O clube do escorpião





 1 - Longe da vista do mundo


 - Vou contar pra você o que aconteceu...


 "Aqueles dois só queriam um dia de descanso, uma visita ao bar parecia uma boa idéia.
 E ninguém no mundo "normal" espera por um sequestro.
 Na saída do bar foram dominados e encapuzados. Jogados em um porta-malas.
 Por quê um sequestro?
 Fausto e Oscar.
 Amigos inseparáveis até mesmo no sofrimento.
 Foram retirados do porta-malas num paradeiro desconhecido. Retiraram tudo o que lhes seria útil.
 Removeram os capuzes, Fausto e Oscar fitaram uma escuridão tão infindável quanto fria.
 - O que vocês querem? Dinheiro?
 Perguntou Oscar para a escuridão, um dos indivíduos ocultos respondeu:
 - Se tudo der certo tiramos vocês daí.
 Foram empurrados, a queda foi grande. Ao atingir o solo Fausto quebrou o tornozelo esquerdo.
 Oscar feriu a testa.
 Estavam abandonados em um buraco de paredes concretadas lisas. Lá embaixo não havia comida, água ou cobertores.
 Grandes amigos feridos.
 - Nós vamos sair dessa.


 As horas passam, a agonia traz companhia da fome e da sede. Especulam sobre o resgate que seria solicitado, para quem?


 Fausto lembra-se do pai inválido num colchão sujo do asilo. O mesmo inválido que em seus tempos áureos costumava usar o cinto para ensinar lições.
 A mãe era muda sem possuir deficiência alguma, distante e ausente. Morreu sem causar estardalhaço, dormindo.
 Fora daquele buraco não possuía ninguém.

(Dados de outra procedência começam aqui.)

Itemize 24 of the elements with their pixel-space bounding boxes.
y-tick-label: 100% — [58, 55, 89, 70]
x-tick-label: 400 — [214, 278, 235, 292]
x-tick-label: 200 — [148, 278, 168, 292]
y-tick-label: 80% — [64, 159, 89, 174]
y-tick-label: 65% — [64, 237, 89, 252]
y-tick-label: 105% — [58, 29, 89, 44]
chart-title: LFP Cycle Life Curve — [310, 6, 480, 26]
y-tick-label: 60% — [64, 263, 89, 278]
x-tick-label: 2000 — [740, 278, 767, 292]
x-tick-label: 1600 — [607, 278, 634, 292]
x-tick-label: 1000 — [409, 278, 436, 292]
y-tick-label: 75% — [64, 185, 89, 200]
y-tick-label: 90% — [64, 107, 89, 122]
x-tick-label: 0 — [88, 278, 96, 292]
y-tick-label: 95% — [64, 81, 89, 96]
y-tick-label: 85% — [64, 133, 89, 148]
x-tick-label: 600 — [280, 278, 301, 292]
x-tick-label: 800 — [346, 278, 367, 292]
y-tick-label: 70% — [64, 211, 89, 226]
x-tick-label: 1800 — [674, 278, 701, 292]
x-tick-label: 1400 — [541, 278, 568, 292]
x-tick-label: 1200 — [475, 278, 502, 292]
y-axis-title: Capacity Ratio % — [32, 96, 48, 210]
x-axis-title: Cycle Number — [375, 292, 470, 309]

 Oscar lembra-se da rua, fugiu de casa com doze anos e não voltou. Contrariou estatísticas e ainda estava vivo.
 Saiu do grande vazio do seio familiar e buscou o vazio eterno da rua. Seria melhor que rostos estranhos o pudessem fazer mal, não toleraria mais que pessoas de sua família o fizessem trabalhar. Ou as visitas noturnas do seu tio.
 Fora daquele buraco não possuía ninguém.


 Se corroíam com as lembranças e o silêncio. Os pulmões cansados de gritar.


 Cai a noite, a estação traz a chuva.
 Abençoada chuva.
 Fausto e Oscar bebem água da chuva das paredes lisas. Preciosa chuva, aguentariam a sede por hora.
 A temperatura cai rapidamente.
 Maldita chuva.
 Encharcados, morrendo congelados. Esfregam os corpos para diminuir a sensação.


 O cheiro, um odor forte que sentiram desde que aterrissaram ali os enchia de horror.
 Era um cheiro de morte.
 Alguém havia morrido naquele lugar.



 2 - Execução


 "Na manhã que se seguiu entraram em um consenso. Se tratava de uma execução.
 Com a pouca luz que entrava pela abertura viram seus rostos abatidos.
 Começaram a pensar.
 "Nós temos inimigos? Quem faria isso? Devemos dinheiro para alguém?"
 Não tinham nada que alguém pudesse querer, pelo menos no que se lembravam.
 Seria um modo horrível de morrer.
 Era necessário procurar uma causa para não enlouquecer. Afinal, sempre precisamos culpar alguém.
 O pé esquerdo de Fausto estava inchado, o menor movimento lhe causava dor intensa. Oscar pressionava os dedos na ferida em sua testa. Precisava de uns dez pontos no mínimo.
 - Nós vamos morrer aqui.
 Conclusivo.


 Relembram de sua amizade, suas histórias. Enquanto ainda tinham sanidade para isso.
 Se viraram nas ruas juntos, trabalharam em pequenos acertos.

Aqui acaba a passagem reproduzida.